Il posizionista era là seduto « in posizione », mentre la «
sua » macchina meccanizzava le operazioni contabili dei
clienti e la sua mente estranea al corpo, vagava lontano,
nella ricerca di un sollievo, almeno spirituale... va
pensiero sull'ali dorate...
E le ali della fantasia ora, in un attimo di sosta, quasi al
termine del normale orario di lavoro, si portava alla Sede
Centrale ove, certamente, un apposito Ufficio studiava,
approvava, ordinava, meccanizzava.
« Ogni lavoro può essere concretizzato da una macchina che
non sbaglia mai: i saldi dei conti usciranno istantaneamente
» « Sissignore: macchine a tutti gli uffici posizioni!! »
«Gli assegni saranno letti da cellule fotoelettriche!! » «
Sissignore: Macchine a tutti i cassieri!! » « Le ricevute
saranno sparate alla clientela! » « Sissignore! Macchine a
tutti gli uffici del riscontro di cassa!! » « Le cedole
saranno immesse nei registratori elettronici!! » «
Sissignore: macchine a tutti gli uffici titoli!! » « Il
lavoro potrà essere triplicato! » « Sissignore: dimezzeremo
il personale. Ma, Direttore, chi azionerà queste macchine? »
« Giusto: compreremo degli schiavi... » « ...Ehi,
Ragioniere, si è addormentato sulla sua macchina?... »
Il richiamo lo riportò immediatamente alla realtà e le dita
ripresero a scorrere sui tasti lucidi, mentre il ronzio del
complesso elettrico variava nei suoi toni cacofonici come
una zanzara che, di notte, ha preso di mira un orecchio.

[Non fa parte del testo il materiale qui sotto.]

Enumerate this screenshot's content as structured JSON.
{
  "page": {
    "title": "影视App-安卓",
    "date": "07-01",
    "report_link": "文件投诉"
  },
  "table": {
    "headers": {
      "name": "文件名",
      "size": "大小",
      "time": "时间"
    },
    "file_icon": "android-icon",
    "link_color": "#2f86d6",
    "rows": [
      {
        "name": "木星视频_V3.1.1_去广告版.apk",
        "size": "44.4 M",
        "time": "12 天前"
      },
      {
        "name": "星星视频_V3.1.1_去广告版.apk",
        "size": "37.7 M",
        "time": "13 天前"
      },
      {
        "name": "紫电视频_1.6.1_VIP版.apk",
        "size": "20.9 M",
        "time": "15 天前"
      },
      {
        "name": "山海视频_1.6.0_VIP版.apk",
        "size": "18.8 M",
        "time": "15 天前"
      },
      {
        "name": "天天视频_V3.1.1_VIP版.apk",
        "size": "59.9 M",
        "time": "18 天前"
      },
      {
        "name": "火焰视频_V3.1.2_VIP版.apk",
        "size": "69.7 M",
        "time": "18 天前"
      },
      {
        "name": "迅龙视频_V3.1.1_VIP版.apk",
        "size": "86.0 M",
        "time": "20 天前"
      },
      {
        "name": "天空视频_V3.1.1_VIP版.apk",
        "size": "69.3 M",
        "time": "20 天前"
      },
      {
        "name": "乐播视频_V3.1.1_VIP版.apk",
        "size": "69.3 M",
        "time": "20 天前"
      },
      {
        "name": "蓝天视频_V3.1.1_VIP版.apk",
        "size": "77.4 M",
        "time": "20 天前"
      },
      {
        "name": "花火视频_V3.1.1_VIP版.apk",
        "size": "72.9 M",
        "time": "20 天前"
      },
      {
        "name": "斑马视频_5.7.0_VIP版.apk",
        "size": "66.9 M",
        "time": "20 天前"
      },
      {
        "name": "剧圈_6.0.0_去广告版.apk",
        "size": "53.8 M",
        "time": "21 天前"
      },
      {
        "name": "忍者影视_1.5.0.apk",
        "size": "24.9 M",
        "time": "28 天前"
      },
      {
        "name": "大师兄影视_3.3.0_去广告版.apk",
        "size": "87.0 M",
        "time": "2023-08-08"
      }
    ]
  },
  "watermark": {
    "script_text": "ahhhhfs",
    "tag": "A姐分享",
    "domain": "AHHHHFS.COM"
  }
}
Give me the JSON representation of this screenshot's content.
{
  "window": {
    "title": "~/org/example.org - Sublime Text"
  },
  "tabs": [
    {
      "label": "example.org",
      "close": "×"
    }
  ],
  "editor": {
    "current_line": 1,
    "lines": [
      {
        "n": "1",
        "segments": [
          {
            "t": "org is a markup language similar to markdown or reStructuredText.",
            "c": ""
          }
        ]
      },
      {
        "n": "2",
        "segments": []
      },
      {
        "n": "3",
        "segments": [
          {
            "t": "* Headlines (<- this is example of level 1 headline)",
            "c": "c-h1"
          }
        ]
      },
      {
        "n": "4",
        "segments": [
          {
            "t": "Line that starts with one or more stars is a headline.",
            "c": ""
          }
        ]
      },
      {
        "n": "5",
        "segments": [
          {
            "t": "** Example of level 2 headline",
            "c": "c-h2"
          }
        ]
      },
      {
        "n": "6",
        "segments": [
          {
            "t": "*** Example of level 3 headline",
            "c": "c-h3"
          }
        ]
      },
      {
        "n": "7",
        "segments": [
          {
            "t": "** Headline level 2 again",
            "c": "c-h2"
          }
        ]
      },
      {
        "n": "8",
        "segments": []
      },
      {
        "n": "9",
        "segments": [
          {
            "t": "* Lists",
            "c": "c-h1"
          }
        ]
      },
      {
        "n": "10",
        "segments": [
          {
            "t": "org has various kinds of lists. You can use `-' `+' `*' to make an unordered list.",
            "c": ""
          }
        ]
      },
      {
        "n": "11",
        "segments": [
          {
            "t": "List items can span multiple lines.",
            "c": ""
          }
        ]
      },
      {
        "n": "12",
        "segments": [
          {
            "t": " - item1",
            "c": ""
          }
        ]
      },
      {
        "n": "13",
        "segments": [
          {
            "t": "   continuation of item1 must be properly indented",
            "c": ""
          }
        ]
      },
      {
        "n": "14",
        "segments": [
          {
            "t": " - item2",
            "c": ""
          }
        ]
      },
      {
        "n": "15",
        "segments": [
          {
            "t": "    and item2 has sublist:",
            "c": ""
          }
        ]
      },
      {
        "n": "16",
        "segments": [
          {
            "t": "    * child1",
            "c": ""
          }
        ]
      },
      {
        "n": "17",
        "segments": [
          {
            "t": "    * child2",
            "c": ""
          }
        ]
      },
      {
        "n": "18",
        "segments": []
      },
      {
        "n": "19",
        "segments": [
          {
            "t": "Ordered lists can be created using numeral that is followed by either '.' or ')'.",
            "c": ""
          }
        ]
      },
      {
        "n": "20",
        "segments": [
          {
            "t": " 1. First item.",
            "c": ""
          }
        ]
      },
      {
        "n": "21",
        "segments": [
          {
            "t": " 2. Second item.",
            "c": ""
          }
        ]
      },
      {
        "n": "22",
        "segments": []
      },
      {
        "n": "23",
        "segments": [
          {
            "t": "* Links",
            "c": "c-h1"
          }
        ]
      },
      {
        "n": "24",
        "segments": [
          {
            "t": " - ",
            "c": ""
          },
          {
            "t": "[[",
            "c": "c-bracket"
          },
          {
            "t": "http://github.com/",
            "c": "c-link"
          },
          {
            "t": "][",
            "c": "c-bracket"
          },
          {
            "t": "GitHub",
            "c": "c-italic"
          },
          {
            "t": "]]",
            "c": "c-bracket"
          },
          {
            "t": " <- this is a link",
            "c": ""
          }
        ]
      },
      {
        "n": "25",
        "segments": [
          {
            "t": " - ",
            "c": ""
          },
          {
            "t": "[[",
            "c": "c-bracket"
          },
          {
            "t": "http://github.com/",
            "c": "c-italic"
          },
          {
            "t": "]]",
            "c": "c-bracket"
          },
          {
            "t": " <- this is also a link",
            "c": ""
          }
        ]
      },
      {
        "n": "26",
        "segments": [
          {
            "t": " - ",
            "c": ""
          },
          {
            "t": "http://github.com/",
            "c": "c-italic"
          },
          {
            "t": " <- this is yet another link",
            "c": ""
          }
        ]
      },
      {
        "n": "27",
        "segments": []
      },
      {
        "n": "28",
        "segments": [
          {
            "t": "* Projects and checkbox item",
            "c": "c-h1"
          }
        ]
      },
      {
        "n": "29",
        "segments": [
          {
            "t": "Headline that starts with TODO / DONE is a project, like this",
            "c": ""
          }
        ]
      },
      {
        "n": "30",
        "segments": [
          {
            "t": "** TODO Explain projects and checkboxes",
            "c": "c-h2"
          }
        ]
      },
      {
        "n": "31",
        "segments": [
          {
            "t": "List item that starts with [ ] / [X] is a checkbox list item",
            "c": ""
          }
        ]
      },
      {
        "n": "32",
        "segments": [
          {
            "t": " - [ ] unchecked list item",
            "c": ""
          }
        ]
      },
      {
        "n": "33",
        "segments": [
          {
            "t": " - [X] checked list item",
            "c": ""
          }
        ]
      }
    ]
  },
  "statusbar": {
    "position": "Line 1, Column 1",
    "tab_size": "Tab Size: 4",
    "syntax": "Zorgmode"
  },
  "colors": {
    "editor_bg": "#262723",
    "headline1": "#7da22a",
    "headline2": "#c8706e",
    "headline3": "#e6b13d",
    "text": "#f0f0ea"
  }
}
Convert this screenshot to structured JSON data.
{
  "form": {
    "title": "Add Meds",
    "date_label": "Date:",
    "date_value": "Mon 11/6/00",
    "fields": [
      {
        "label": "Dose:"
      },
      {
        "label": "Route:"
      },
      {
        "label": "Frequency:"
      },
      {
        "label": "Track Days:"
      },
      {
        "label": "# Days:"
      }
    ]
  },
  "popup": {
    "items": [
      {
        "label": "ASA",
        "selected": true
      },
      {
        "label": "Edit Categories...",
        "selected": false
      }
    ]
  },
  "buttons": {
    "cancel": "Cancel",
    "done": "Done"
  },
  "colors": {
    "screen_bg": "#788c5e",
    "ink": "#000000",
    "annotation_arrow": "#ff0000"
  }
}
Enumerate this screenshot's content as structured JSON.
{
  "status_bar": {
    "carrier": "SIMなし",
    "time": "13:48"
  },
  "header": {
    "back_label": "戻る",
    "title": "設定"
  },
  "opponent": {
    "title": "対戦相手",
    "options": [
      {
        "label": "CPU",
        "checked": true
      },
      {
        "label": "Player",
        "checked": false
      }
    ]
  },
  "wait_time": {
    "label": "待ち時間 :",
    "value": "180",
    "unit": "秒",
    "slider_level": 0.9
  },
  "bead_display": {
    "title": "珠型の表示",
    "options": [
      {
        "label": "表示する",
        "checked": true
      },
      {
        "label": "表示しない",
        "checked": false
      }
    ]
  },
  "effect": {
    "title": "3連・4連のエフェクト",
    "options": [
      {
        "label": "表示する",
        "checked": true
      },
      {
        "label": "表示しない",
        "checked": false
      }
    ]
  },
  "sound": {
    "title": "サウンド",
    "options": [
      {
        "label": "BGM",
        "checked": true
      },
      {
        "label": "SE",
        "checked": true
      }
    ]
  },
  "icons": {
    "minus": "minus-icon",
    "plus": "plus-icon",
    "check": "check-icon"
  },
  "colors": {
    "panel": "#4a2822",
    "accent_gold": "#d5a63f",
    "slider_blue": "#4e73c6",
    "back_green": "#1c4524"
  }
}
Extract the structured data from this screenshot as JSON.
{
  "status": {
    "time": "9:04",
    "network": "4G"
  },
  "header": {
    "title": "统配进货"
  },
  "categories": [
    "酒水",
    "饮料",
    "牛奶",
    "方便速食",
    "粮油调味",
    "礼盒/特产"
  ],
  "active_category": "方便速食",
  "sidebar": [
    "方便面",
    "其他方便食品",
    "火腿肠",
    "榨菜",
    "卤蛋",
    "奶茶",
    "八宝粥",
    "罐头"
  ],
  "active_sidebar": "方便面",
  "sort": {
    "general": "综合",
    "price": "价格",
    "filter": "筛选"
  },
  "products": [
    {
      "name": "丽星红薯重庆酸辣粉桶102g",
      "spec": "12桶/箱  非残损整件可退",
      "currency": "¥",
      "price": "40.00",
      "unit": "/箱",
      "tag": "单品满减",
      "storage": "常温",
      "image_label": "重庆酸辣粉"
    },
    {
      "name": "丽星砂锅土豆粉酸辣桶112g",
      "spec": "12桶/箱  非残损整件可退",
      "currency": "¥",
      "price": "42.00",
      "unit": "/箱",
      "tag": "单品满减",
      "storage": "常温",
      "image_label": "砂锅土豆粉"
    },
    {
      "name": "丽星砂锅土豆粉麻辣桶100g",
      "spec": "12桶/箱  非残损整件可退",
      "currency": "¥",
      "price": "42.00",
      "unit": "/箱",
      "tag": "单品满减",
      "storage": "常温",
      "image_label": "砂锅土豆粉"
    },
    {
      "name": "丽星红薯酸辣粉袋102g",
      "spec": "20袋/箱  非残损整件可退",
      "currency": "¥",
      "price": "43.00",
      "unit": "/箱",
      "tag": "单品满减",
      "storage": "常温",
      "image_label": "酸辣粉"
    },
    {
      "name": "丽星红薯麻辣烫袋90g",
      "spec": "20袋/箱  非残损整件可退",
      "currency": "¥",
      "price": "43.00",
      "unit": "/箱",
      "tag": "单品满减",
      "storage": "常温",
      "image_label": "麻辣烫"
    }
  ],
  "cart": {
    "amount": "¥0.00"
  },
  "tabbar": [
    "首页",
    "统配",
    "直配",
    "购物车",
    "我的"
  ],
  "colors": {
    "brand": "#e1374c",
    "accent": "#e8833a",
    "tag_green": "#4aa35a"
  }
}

Eppure il lavoro alle macchine era una esperienza che doveva
fare. Quasi tutti al primo entrare nell'ambito della grande
famiglia erano messi « in posizione ». In tal modo le
macchine, dopo qualche tempo, cominciavano a capacitare
l'individuo che l'annullamento della sua personalità era
iniziato e sarebbe proseguito con più o meno successo per
tutta la vita bancaria. Avesse dunque ad adeguarvisi.
Lui però non era un novellino: la macchina per lui era come
la casa di correzione ove si manda il ragazzo che
recalcitra, era la nuova scuola di indottrinamento.
Sarebbe durato poco: si sarebbe lamentato con lo zio che era
Direttore Generale della grande fabbrica di temperalapis che
ne avrebbe accennato al Direttore della Sede... rivedeva la
scena di qualche giorno prima quando si era ribellato...
In mezzo a tutto questo era quasi contento perchè s'era
cavata la voglia di dire in faccia ed in pubblico tutto
quello che pensava dell'efficienza organizzativa del Capo
Contabile.
Avevano discusso per un po' su molte questioni dei vari
uffici l'uno sostenendo le direttive nazionali certamente
adatte per le grandi sedi ma non per le piccole filiali e
l'altro con la logica che, in molte occasioni, è provato,
sembra sia vietata ai dipendenti degli Istituto di Credito.
Alla fine avevano alzato la voce ambedue, senza offendersi e
con ammirabile autocontrollo, prendendosi solo a parole per
il fondo dei pantaloni ed alla fine nel silenzio che si era
prodotto e nell'attenzione generale, lui aveva esclamato: «
Sa cosa va bene in questa Filiale da lei organizzata? Una
cosa sola! (pausa) NIENTE! » In quel mentre era terminato
l'orario di lavoro ed egli, seguito dalle risa e dai
commenti, se ne era ito a casa.
L'indomani era stato assegnato alle macchine maledette.